This speaks of the HP Pavilion a8xx series, but should apply to most desktops/laptops that were made about the same time. It took a few conclusions for me to come to all this, as various hp/non-hp forums and postings leading to all this was quite diverse.
The HP PC System Recovery partition, is a sort-of hidden FAT32 unactive partition that is at the beginning of the physical disk, and not the end as some might think (as so with the Dell Restore Ghost partition containing FI.GHO). You can see all this with Disk Manager. When you try to explore the drive letter HP_RECOVERY (D:) with Windows Explorer, it responds with a slap on the wrist "Recovery Partition Warning!" saying you shouldn't be there. As long you don't attempt to purposely mess with the drive letter and contents, it should stay put and available on a rainy day.
Sometime during the lifetime of your HP PC, the <F10> from the POST screen doesn't really work anymore. The <F10> prompt appears there each time you turn on the PC, but pressing <F10> doesn't react at all, and the PC does its regular thing booting into Xp. Most likely a virus hit and/or you used a Xp install CD and did a manual fresh restore. You took care not to let the Xp install disc format the drive, but just reinstalled on the same partition it was already on. That definitely modified and destroyed something that the <F10> no doubt looks at. My guess is that the mbr is several sectors, and the boot is dependent on coding contained in all sectors.
Running the Start > Programs > PC Help & Tools > HP PC System Recovery application doesn't do anything either, it just reboots the computer back to where it was. You use the HP PC Recovery Tools CD and make one of these, you boot with it, but choosing the option to do a System Recovery is also of no help. And for purposes of discussion, you can't use the HP PC Recovery CD-DVD Creator, because you already did it, and have lost those discs.
One way to force the HP PC System Recovery is to make that HP_RECOVERY partition active.
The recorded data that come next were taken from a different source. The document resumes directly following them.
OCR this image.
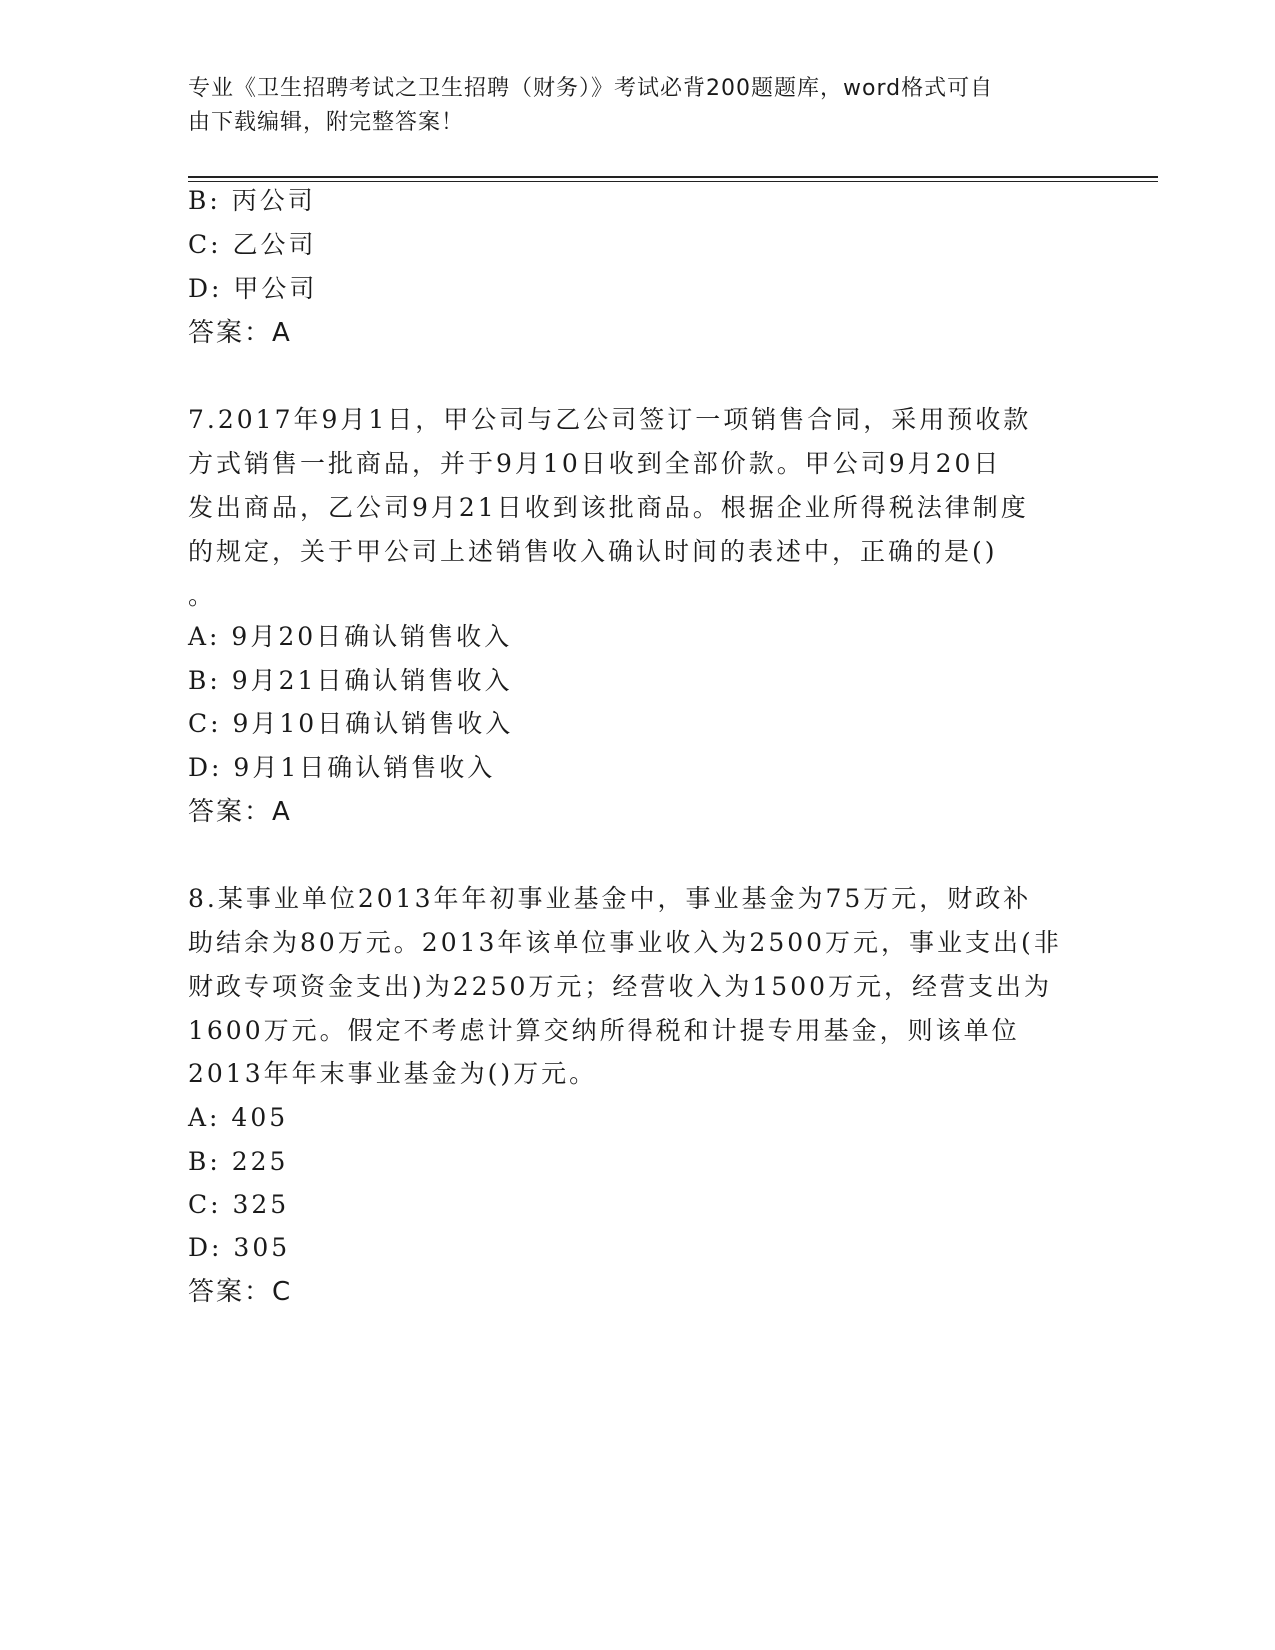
专业《卫生招聘考试之卫生招聘（财务）》考试必背200题题库，word格式可自
由下载编辑，附完整答案！
B: 丙公司
C: 乙公司
D: 甲公司
答案：A
7.2017年9月1日，甲公司与乙公司签订一项销售合同，采用预收款
方式销售一批商品，并于9月10日收到全部价款。甲公司9月20日
发出商品，乙公司9月21日收到该批商品。根据企业所得税法律制度
的规定，关于甲公司上述销售收入确认时间的表述中，正确的是()
。
A: 9月20日确认销售收入
B: 9月21日确认销售收入
C: 9月10日确认销售收入
D: 9月1日确认销售收入
答案：A
8.某事业单位2013年年初事业基金中，事业基金为75万元，财政补
助结余为80万元。2013年该单位事业收入为2500万元，事业支出(非
财政专项资金支出)为2250万元；经营收入为1500万元，经营支出为
1600万元。假定不考虑计算交纳所得税和计提专用基金，则该单位
2013年年末事业基金为()万元。
A: 405
B: 225
C: 325
D: 305
答案：C
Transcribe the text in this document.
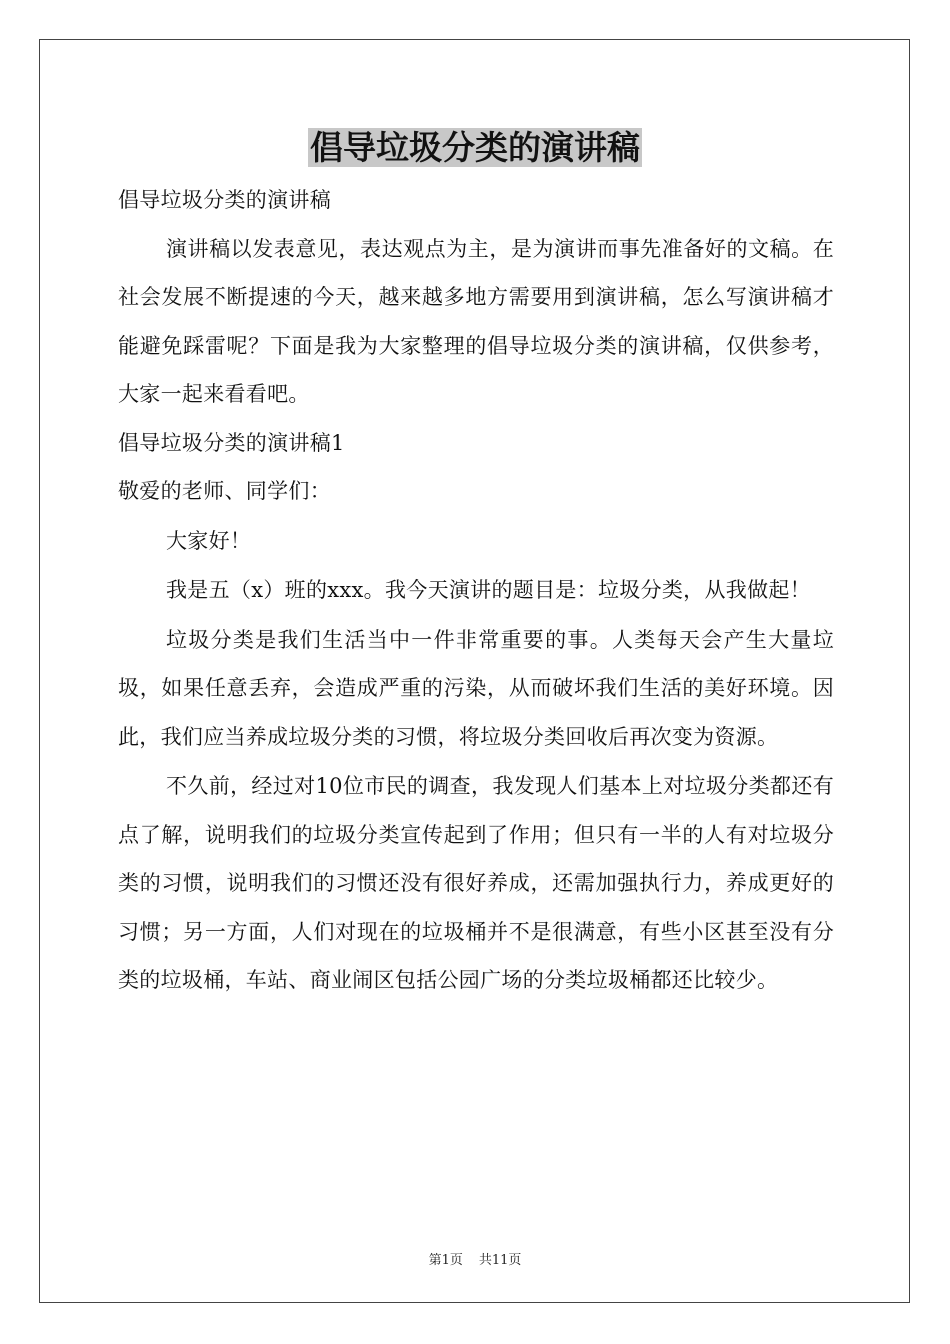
倡导垃圾分类的演讲稿

倡导垃圾分类的演讲稿

演讲稿以发表意见，表达观点为主，是为演讲而事先准备好的文稿。在社会发展不断提速的今天，越来越多地方需要用到演讲稿，怎么写演讲稿才能避免踩雷呢？下面是我为大家整理的倡导垃圾分类的演讲稿，仅供参考，大家一起来看看吧。

倡导垃圾分类的演讲稿1

敬爱的老师、同学们：

大家好！

我是五（x）班的xxx。我今天演讲的题目是：垃圾分类，从我做起！

垃圾分类是我们生活当中一件非常重要的事。人类每天会产生大量垃圾，如果任意丢弃，会造成严重的污染，从而破坏我们生活的美好环境。因此，我们应当养成垃圾分类的习惯，将垃圾分类回收后再次变为资源。

不久前，经过对10位市民的调查，我发现人们基本上对垃圾分类都还有点了解，说明我们的垃圾分类宣传起到了作用；但只有一半的人有对垃圾分类的习惯，说明我们的习惯还没有很好养成，还需加强执行力，养成更好的习惯；另一方面，人们对现在的垃圾桶并不是很满意，有些小区甚至没有分类的垃圾桶，车站、商业闹区包括公园广场的分类垃圾桶都还比较少。

第1页 共11页
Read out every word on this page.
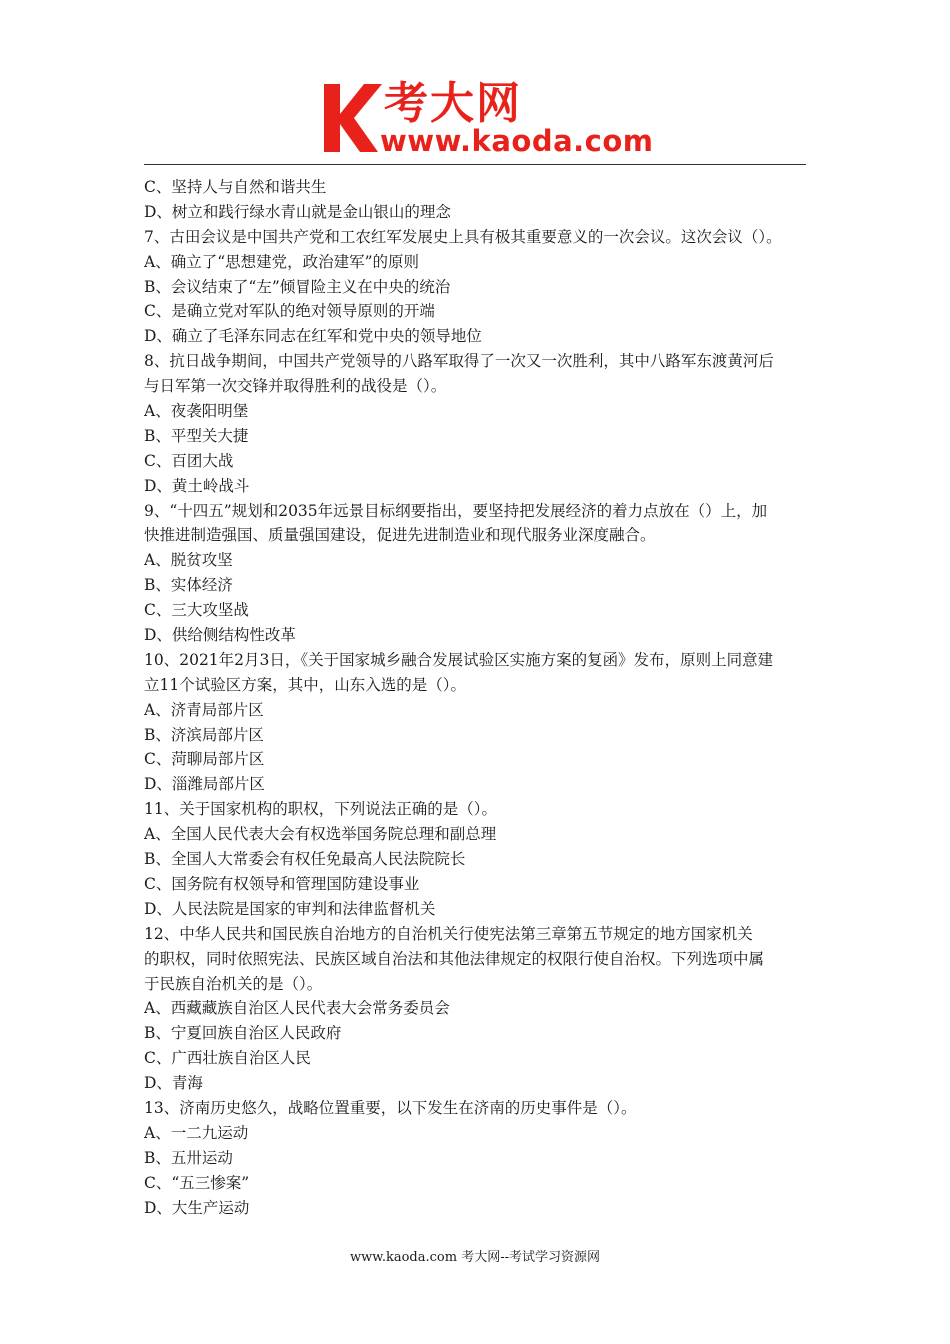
考大网
www.kaoda.com
C、坚持人与自然和谐共生
D、树立和践行绿水青山就是金山银山的理念
7、古田会议是中国共产党和工农红军发展史上具有极其重要意义的一次会议。这次会议（）。
A、确立了“思想建党，政治建军”的原则
B、会议结束了“左”倾冒险主义在中央的统治
C、是确立党对军队的绝对领导原则的开端
D、确立了毛泽东同志在红军和党中央的领导地位
8、抗日战争期间，中国共产党领导的八路军取得了一次又一次胜利，其中八路军东渡黄河后
与日军第一次交锋并取得胜利的战役是（）。
A、夜袭阳明堡
B、平型关大捷
C、百团大战
D、黄土岭战斗
9、“十四五”规划和2035年远景目标纲要指出，要坚持把发展经济的着力点放在（）上，加
快推进制造强国、质量强国建设，促进先进制造业和现代服务业深度融合。
A、脱贫攻坚
B、实体经济
C、三大攻坚战
D、供给侧结构性改革
10、2021年2月3日，《关于国家城乡融合发展试验区实施方案的复函》发布，原则上同意建
立11个试验区方案，其中，山东入选的是（）。
A、济青局部片区
B、济滨局部片区
C、菏聊局部片区
D、淄潍局部片区
11、关于国家机构的职权，下列说法正确的是（）。
A、全国人民代表大会有权选举国务院总理和副总理
B、全国人大常委会有权任免最高人民法院院长
C、国务院有权领导和管理国防建设事业
D、人民法院是国家的审判和法律监督机关
12、中华人民共和国民族自治地方的自治机关行使宪法第三章第五节规定的地方国家机关
的职权，同时依照宪法、民族区域自治法和其他法律规定的权限行使自治权。下列选项中属
于民族自治机关的是（）。
A、西藏藏族自治区人民代表大会常务委员会
B、宁夏回族自治区人民政府
C、广西壮族自治区人民
D、青海
13、济南历史悠久，战略位置重要，以下发生在济南的历史事件是（）。
A、一二九运动
B、五卅运动
C、“五三惨案”
D、大生产运动
www.kaoda.com 考大网--考试学习资源网
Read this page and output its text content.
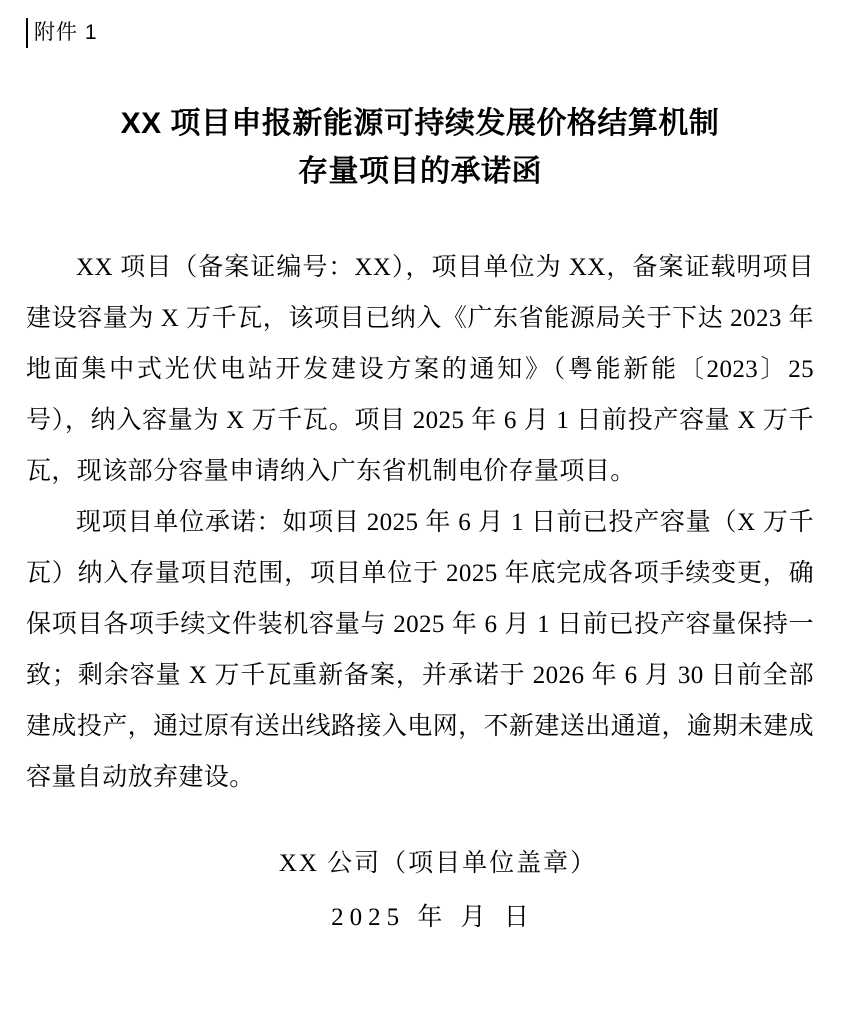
附件 1
XX 项目申报新能源可持续发展价格结算机制
存量项目的承诺函

XX 项目（备案证编号：XX），项目单位为 XX，备案证载明项目建设容量为 X 万千瓦，该项目已纳入《广东省能源局关于下达 2023 年地面集中式光伏电站开发建设方案的通知》（粤能新能〔2023〕25 号），纳入容量为 X 万千瓦。项目 2025 年 6 月 1 日前投产容量 X 万千瓦，现该部分容量申请纳入广东省机制电价存量项目。

现项目单位承诺：如项目 2025 年 6 月 1 日前已投产容量（X 万千瓦）纳入存量项目范围，项目单位于 2025 年底完成各项手续变更，确保项目各项手续文件装机容量与 2025 年 6 月 1 日前已投产容量保持一致；剩余容量 X 万千瓦重新备案，并承诺于 2026 年 6 月 30 日前全部建成投产，通过原有送出线路接入电网，不新建送出通道，逾期未建成容量自动放弃建设。

XX 公司（项目单位盖章）
2025 年 月 日
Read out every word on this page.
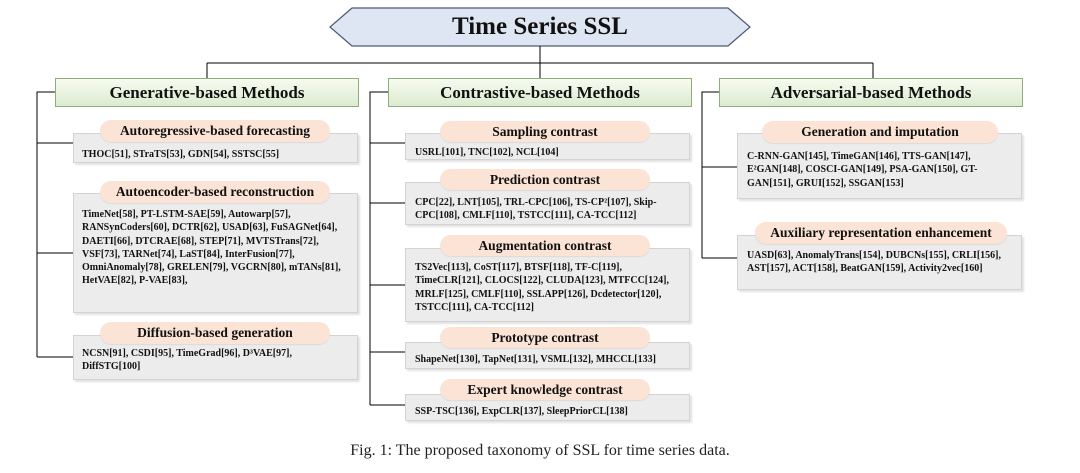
Time Series SSL
Generative-based Methods	Contrastive-based Methods	Adversarial-based Methods
Autoregressive-based forecasting
Autoencoder-based reconstruction
Diffusion-based generation
THOC[51], STraTS[53], GDN[54], SSTSC[55]
TimeNet[58], PT-LSTM-SAE[59], Autowarp[57], RANSynCoders[60], DCTR[62], USAD[63], FuSAGNet[64], DAETI[66], DTCRAE[68], STEP[71], MVTSTrans[72], VSF[73], TARNet[74], LaST[84], InterFusion[77], OmniAnomaly[78], GRELEN[79], VGCRN[80], mTANs[81], HetVAE[82], P-VAE[83],
NCSN[91], CSDI[95], TimeGrad[96], D³VAE[97], DiffSTG[100]
Sampling contrast
Prediction contrast
Augmentation contrast
Prototype contrast
Expert knowledge contrast
USRL[101], TNC[102], NCL[104]
CPC[22], LNT[105], TRL-CPC[106], TS-CP²[107], Skip-CPC[108], CMLF[110], TSTCC[111], CA-TCC[112]
TS2Vec[113], CoST[117], BTSF[118], TF-C[119], TimeCLR[121], CLOCS[122], CLUDA[123], MTFCC[124], MRLF[125], CMLF[110], SSLAPP[126], Dcdetector[120], TSTCC[111], CA-TCC[112]
ShapeNet[130], TapNet[131], VSML[132], MHCCL[133]
SSP-TSC[136], ExpCLR[137], SleepPriorCL[138]
Generation and imputation
Auxiliary representation enhancement
C-RNN-GAN[145], TimeGAN[146], TTS-GAN[147], E²GAN[148], COSCI-GAN[149], PSA-GAN[150], GT-GAN[151], GRUI[152], SSGAN[153]
UASD[63], AnomalyTrans[154], DUBCNs[155], CRLI[156], AST[157], ACT[158], BeatGAN[159], Activity2vec[160]
Fig. 1: The proposed taxonomy of SSL for time series data.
You can just do with the Disk Manager, select the HP_RECOVERY (D:) with mouse click using the button on the right. If you are unable to use Disk Manager because the Xp is messed, you can use one of many 3rd party drive partitioning utilities to set that first partition active, maybe even good old fdisk.exe . After doing so, the next reboot will start the scripted System Recovery process.
As certain as this solution will work, there must be a way to repair the <F10> to work. This is for the mercy of the uneducated end user that is unable to perform the above, but capable of using the <F10> -- only if it was working. IBM Lenovo has such a tool to repair the mbr in their Netvista/Thinkcentre PC for its own likewise <F11>, does HP have one too? If not, any proven solutions to fix the <F10>, besides imaging a hard drive from another HP PC that does have a working <F10>? This allows the end user to do without the unnecessary ball and chain of recovery discs (that they will lose again after buying them from HP), the whole point in the existence of recovery partitions in the first place.